Por que se dividem as igrejas?

[NOTA: Este artigo foi originalmente publicado em meu blog Liberal Space, em 3 de Novembro de 2014, revisado em 6 de Abril de 2017. Republico-o aqui por ser o tema mais pertinente à História da Igreja do que ao Liberalismo. É um artigo que discute questões gerais e toca, à guisa de ilustração, em questões pessoais.]

I. Introdução ao Tema

Desde que comecei a me interessar pela História da Igreja Cristã me fascinaram as chamadas cisões (também chamadas de cismas, termo masculino) dentro da igreja. Igrejas, sejam elas, nos extremos, igrejas locais ou a própria religião cristã, como tal, se dividem: separam-se, (geralmente) em duas, passando a existir, na melhor das hipóteses, em relações amistosas, como instituições irmãs, ou, na pior hipótese, como instituições inimigas, que combatem (ou pelo menos regularmente criticam) uma à outra.

O que se chama, genericamente, de Protestantismo é resultado de uma cisão dentro da Igreja Católica Apostólica Romana — até aquela ocasião o principal ramo do Cristianismo. Consumada a cisão, entre 1517 e 1530, criou-se um novo ramo do Cristianismo: o ramo reformado, que, logo, não era um ramo unificado, nem mesmo muito unido, dividindo-se em luterano, calvinista, anglicano, radical, etc. Outros surgiram rapidamente, mas no devido tempo. Curiosamente, foi o ramo calvinista, o segundo criado, e não o luterano, que herdou, em alguns países, o nome de “Igreja Reformada” (que especialmente nos Estados Unidos e no Brasil é predominantemente presbiteriano).

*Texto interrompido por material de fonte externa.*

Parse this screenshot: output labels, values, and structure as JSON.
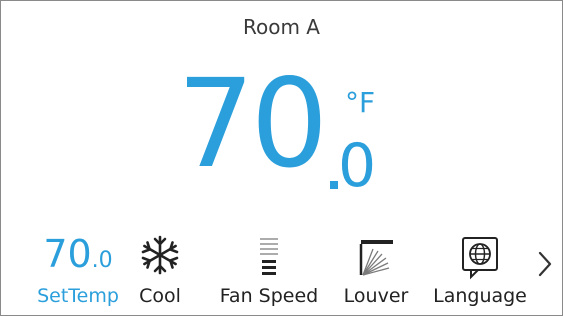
{
  "room": {
    "name": "Room A"
  },
  "temperature": {
    "whole": "70",
    "decimal": "0",
    "unit": "°F"
  },
  "controls": {
    "settemp": {
      "whole": "70",
      "decimal": ".0",
      "label": "SetTemp"
    },
    "mode": {
      "label": "Cool",
      "icon": "snowflake-icon"
    },
    "fan": {
      "label": "Fan Speed",
      "icon": "fan-speed-icon"
    },
    "louver": {
      "label": "Louver",
      "icon": "louver-icon"
    },
    "language": {
      "label": "Language",
      "icon": "globe-icon"
    },
    "next": {
      "icon": "chevron-right-icon"
    }
  },
  "colors": {
    "accent": "#2b9fdc",
    "text": "#222222",
    "border": "#8a8a8a"
  }
}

Mas a própria Igreja Católica Apostólica Romana, cindida em 1515-1530, já era resultado de uma cisão anterior que separara, de forma aparentemente definitiva (já vai fazer mil anos), em 1054, um Cristianismo até então unificado. Ali criaram-se “dois Cristianismos”: o Romano (com sede em Roma) e o Bizantino (com sede em Constantinopla, cujo nome era conhecido também como Bizâncio. A Igreja Bizantina é geralmente chamada hoje em dia de Ortodoxa, porque, com a queda de Constantinopla na mão dos árabes em 1453, a sede da Igreja Bizantina saiu de lá e perambulou por países mais ou menos próximos, ficando, finalmente, em Moscou. Por isso se fala, muitas vezes, em “Igreja Ortodoxa Russa”.

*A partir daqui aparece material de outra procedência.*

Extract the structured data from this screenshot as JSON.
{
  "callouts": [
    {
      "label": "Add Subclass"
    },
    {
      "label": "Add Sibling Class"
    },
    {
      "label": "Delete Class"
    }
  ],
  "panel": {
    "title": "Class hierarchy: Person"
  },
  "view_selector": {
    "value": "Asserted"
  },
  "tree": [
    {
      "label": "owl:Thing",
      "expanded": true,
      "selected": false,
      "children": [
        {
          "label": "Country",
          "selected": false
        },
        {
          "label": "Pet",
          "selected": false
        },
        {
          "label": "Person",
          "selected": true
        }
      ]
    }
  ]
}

Mas sempre houve cisões dentro do Cristianismo — mesmo do Cristianismo nascente, cuja identidade não estava ainda plenamente estabelecida. Por volta do ano 50 ficou caracterizado, no chamado Concílio de Jerusalém, um evento descrito em Atos dos Apóstolos cap. 15 e comentado por Paulo na Epístola aos Gálatas cap. 2, o princípio de uma divisão entre Cristãos Judaizantes, com sede em Jerusalém, e Cristãos Gentios, com sede em Antioquia. Paulo era claramente o líder desta facção, a outra sendo liderada por Pedro ou por Tiago, irmão de Jesus. Essa divisão, segundo tudo indica, não se consumou, por uma razão simples. Os Cristãos Judaizantes viam o Cristianismo não como uma religião independente, mas como um ramo (uma seita) do Judaísmo. Ao concordarem, no Concílio de Jerusalém, com a validade do Cristianismo Gentio, estavam, na realidade, sacramentando uma cisão no Judaísmo — o que torna o próprio Cristianismo, originalmente, uma cisão dentro do Judaísmo. Os Cristãos Judaizantes acabaram sendo absorvidos pela nova religião (o Cristianismo Gentio virou apenas Cristianismo) ou foram reabsorvidos pelo Judaísmo.

Fui, virtualmente desde que nasci (1943) até os meus 24 anos (1967). membro da Igreja Presbiteriana do Brasil — criada, por volta de 1859, pela Igreja Presbiteriana dos Estados Unidos, ela própria, de certo modo, criada (oficialmente, em 1709) principalmente pela Igreja Reformada da Escócia, esta criada (em por volta de 1560) dentro do conjunto das Igrejas Reformadas (calvinistas), que passou a existir (a partir de cerca de 1536-1541) dentro das igrejas da Reforma, movimento que (a partir de cerca de 1517-1530) se separou da Igreja Católica Apostólica Romana, que, por sua vez, se separou da Igreja Católica Apostólica Bizantina (em 1054). Nesse período de 24 anos, fui membro menor da Igreja Presbiteriana de Lucélia, SP, de Irati, PR, de Marialva, PR, de Maringá, PR, de Santo André, SP, e de São Paulo (Igreja do Jardim das Oliveiras, na Alameda Jaú, hoje não mais parte da Igreja Presbiteriana do Brasil). Na Igreja Presbiteriana de Santo André (então havia apenas uma desse ramo das presbiterianas na cidade) fiz minha pública profissão de fé, em 1960, deixando de ser “membro menor”, para ser “membro comungante”. Na transição de 1966 para 1967, transferi-me da Igreja Presbiteriana de Santo André (da qual meu pai era pastor) para a Igreja Presbiteriana do Jardim das Oliveiras (da qual era pastor o Rev. José Borges dos Santos Júnior). A minha transferência se deu já dentro de um processo de cisão da Igreja Presbiteriana do Brasil, que acabou por se consumar apenas em 1978, com a criação da Igreja Presbiteriana Unida, à qual a Igreja do Jardim das Oliveiras passou a pertencer (com várias outras igrejas locais que, naquela ocasião, deixaram a Igreja Presbiteriana do Brasil.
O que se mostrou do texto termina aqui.